| Bug #36509 | Wrong sorting of UTF8 columns | ||
|---|---|---|---|
| Submitted: | 5 May 2008 15:46 | Modified: | 5 May 2008 19:45 | 
| Reporter: | Victor Porton | Email Updates: | |
| Status: | Not a Bug | Impact on me: | |
| Category: | MySQL Server: Charsets | Severity: | S3 (Non-critical) | 
| Version: | 5.0.45 | OS: | Any | 
| Assigned to: | CPU Architecture: | Any | |
   [5 May 2008 15:55]
   Victor Porton        
  The script which causes the bug
Attachment: test.pl (application/x-perl, text), 667 bytes.
   [5 May 2008 18:35]
   Peter Laursen        
  in *pure SQL* and server 5.0.51b I cannot reproduce the problems.
CREATE TABLE `test` (
  `name` varchar(255) collate utf8_bin NOT NULL
) ENGINE=MyISAM DEFAULT CHARSET=utf8 COLLATE=utf8_bin;
INSERT into test VALUES ('Бельгия'),('Германия'),('Италия');
SELECT name FROM test ORDER BY name;
/* returns
name            
----------------
Бельгия  
Германия
Италия   
*/
Петер :-)
(not a MySQL person)
 
   [5 May 2008 19:12]
   Sveta Smirnova        
  Thank you for the report.
Please add following code to the end of your script and provide us its output from your environment:
$col = $dbh->selectall_arrayref("show variables like 'char%'");
foreach my $c (@$col) {
	print join("---", @$c);
	print("\n");
}
 
   [5 May 2008 19:38]
   Victor Porton        
  Modified script
Attachment: test.pl (application/x-perl, text), 830 bytes.
   [5 May 2008 19:39]
   Victor Porton        
  The output of modified script (see "Files" section): Италия Бельгия Германия ----------- character_set_client---latin1 character_set_connection---latin1 character_set_database---utf8 character_set_filesystem---binary character_set_results---latin1 character_set_server---latin1 character_set_system---utf8 character_sets_dir---/usr/share/mysql/charsets/
   [5 May 2008 19:45]
   Sveta Smirnova        
  Thank you for the feedback. character_set_client---latin1 character_set_connection---latin1 ... character_set_results---latin1 from the output shows you use latin1 client encoding with data in utf8. You should specify utf8 as character_set_client, character_set_connection, character_set_results for your application. So I close the report as "Not a Bug".

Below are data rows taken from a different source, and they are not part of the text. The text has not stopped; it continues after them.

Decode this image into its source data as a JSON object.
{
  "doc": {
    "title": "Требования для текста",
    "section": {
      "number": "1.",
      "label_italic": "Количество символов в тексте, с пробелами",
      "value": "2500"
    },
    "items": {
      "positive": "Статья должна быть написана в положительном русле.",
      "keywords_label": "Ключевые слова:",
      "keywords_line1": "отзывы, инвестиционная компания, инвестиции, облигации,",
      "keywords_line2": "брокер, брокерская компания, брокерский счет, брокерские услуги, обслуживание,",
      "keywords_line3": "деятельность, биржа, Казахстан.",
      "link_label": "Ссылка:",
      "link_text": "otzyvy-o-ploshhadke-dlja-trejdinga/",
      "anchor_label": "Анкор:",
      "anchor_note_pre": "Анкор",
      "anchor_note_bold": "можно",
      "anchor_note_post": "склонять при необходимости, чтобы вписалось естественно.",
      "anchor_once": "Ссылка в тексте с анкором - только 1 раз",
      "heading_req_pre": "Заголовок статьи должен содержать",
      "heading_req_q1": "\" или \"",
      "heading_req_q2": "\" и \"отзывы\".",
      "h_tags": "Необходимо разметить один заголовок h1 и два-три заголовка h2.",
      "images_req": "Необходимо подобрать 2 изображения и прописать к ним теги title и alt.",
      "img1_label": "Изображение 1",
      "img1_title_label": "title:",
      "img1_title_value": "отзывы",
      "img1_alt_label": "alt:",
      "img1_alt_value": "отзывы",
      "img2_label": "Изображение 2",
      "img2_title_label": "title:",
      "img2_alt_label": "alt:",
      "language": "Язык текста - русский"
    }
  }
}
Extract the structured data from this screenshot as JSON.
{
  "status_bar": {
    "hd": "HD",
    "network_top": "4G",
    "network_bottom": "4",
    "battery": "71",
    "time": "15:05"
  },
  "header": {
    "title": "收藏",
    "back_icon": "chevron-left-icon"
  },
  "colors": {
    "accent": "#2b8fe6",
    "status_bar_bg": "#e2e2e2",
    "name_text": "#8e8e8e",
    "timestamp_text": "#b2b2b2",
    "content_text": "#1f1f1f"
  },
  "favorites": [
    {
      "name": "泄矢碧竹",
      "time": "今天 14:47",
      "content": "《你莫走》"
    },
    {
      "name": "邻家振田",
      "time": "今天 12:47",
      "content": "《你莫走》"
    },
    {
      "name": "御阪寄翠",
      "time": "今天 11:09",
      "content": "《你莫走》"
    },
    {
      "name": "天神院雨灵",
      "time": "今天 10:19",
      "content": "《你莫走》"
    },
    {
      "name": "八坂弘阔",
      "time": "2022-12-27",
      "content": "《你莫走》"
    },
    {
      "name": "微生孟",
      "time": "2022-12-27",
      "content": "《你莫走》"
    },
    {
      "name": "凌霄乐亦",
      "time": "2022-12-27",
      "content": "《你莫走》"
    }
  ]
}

Description: The order of sorting utf8 columns is wrong. How to repeat: Use the below script (it should be encoded as UTF-8). It outputs (Russian) words in wrong order: Италия Бельгия Германия Should be: Бельгия Германия Италия #!/usr/bin/perl -w -T # WARNING: This script REMOVES the table `test`!!! # Replace this with your DB connect code: BEGIN { $ENV{'DOCUMENT_ROOT'} =~ /^(.*)$/; require "$1/../data/perl/Base.pm"; } use Common; my $dbh = connect_to_db; $dbh->do("DROP TABLE IF EXISTS `test`"); $dbh->do(qq{ CREATE TABLE `test` ( `name` varchar(255) collate utf8_bin NOT NULL ) ENGINE=MyISAM DEFAULT CHARSET=utf8 COLLATE=utf8_bin }); $dbh->do("INSERT test (name) VALUES('Бельгия'),('Германия'),('Италия')"); my $col = $dbh->selectcol_arrayref("SELECT name FROM test ORDER BY name"); print "Content-Type: text/plain; charset=utf8\n\n"; print join("\n", @$col); Suggested fix: "ORDER BY CONVERT(name USING latin1)" probably works (at least with the case of the three given words, not checked generally).